It's hard to imagine that these numbingly bland brick towers, built on a treeless stretch of land just south of downtown Chicago, ever made sense to anybody.
But four decades ago, the massive public-housing developments along this city's State Street corridor rose from the notion that the federal government ought to provide affordable and temporary shelter for working families.
Today, however, these dilapidated buildings have become warehouses for the nation's largest concentration of poverty. They are isolated fortresses in a neighborhood mired in cycles of crime, joblessness, and dependence. They are a widely acknowledged symbol of wrongheaded urban policy.
At a time when taxpayer patience for federal entitlement programs is wearing thin, pressure to find a way to make public housing viable is rising. "Public housing was and is a good idea," said Andrew Cuomo, secretary of the Department of Housing and Urban Development (HUD), during a visit to Chicago this past weekend. "But sometimes when we've implemented that good idea, it's been perverted in the actual construction."
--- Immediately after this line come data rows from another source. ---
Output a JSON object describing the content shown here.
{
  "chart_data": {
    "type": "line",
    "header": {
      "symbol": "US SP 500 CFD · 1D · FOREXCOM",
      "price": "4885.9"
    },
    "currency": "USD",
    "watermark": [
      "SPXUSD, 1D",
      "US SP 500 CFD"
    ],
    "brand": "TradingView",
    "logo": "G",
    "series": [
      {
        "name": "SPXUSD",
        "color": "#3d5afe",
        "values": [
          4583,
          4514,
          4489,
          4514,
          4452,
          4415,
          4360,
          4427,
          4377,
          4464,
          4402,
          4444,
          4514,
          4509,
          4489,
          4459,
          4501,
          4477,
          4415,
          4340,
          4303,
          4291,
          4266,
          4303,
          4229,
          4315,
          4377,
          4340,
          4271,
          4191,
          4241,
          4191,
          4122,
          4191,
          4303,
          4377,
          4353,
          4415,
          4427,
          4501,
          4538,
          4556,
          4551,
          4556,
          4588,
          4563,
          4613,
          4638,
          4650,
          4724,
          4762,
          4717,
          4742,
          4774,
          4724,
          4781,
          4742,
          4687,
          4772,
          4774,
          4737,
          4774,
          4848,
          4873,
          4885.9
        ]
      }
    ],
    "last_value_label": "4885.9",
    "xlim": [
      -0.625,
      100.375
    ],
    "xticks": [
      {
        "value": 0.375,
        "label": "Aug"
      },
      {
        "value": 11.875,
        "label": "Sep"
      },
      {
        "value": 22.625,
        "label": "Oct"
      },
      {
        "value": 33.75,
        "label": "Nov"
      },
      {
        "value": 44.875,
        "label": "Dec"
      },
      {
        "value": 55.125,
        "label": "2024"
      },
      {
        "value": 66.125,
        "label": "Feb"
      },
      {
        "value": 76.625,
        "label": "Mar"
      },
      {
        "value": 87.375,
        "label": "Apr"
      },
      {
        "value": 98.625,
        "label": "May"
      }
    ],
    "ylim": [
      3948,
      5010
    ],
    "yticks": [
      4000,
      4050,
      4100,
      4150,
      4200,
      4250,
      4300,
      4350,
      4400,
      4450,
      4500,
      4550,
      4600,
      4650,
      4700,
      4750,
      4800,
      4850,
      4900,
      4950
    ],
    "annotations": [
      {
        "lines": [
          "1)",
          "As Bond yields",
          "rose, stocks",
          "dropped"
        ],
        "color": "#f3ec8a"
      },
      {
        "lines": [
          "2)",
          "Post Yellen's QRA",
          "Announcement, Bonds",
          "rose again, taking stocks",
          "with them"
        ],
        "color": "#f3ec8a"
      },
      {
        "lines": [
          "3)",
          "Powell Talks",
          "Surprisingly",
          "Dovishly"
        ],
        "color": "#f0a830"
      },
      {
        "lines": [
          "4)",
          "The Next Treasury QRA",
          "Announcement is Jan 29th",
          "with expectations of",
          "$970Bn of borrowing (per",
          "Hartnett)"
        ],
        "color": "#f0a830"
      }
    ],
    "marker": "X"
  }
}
An attempt to change the nature of public housing, perhaps the most dramatic effort in six decades, has now begun. Under a program known as HOPE VI, authorized by Congress in 1993, the Clinton administration has started to tear down 100,000 of the nation's 1.3 million public-housing units and spend nearly $1 billion fixing up existing projects and building new units.
The program's goal is to demolish the largest structures and scatter their populations closer to jobs and services. Under the plan, tenants who are displaced by demolition will receive vouchers to find their own housing on the free market.
By freeing tenants from the economic isolation they've experienced in places like the State Street Corridor, and by opening up public housing for middle-class workers, lawmakers hope to create more viable communities. "We need to build communities of the right density and concentration in mixed neighborhoods with good jobs and good schools," Mr. Cuomo said.
In some ways, officials say, the new strategy is hampered by the stereotype that all public-housing developments are magnets to the worst social ills. Past failures, they say, have created resistance in many communities to accepting these new mixed-income developments.
"In large part, the residents aren't the problem," says Joe Shuldiner, president of the Chicago Housing Authority. "It's the environment we built for them." When low-income people are isolated in stagnant communities and surrounded by people who do not work, he says, they often have difficulty leading functional lives.
Congressional Republicans favor ceding more control to the 3,300 public housing authorities in the US. Some conservatives have suggested that the federal government should relinquish its role as landlord. It's an argument buttressed by the fact that HUD has spent $440 billion in the last 30 years on public housing.
"When we produce a better product, maybe then the public will be willing to spend more to support it," Mr. Shuldiner says, noting his shrinking budget.
In Chicago, the pressure is particularly intense. Public housing here is home to 86,000 of the city's poorest people, with a median household income of just $4,000. Nearly 90 percent of public-housing residents are black and 70 percent of the 15,000 voucher holders are concentrated in the poorer areas of the city's south suburbs.
In the next 10 years, CHA must tear down 17,500 of its worst high-rise apartments and help families find rent-subsidized alternatives.
Some experts worry that displaced families will end up paying more for worse apartments, if they can find them. "Across the nation, the prevailing pattern is that for every 100 housing units demolished, only about half the number are rebuilt," says Othello Poulard at the Center for Community Change in Washington. "Of that number, only about 25 to 35 percent are occupied by low-income individuals. The net loss is radical."
Mr. Poulard says that as HUD's influence shrinks, the safety net for the poor will weaken.
"In an ideal world, I would not force anyone to live in the kinds of eyesores you see in Chicago," he says. "But some of the people living there have no better alternative. To a drowning man, a straw is welcomed."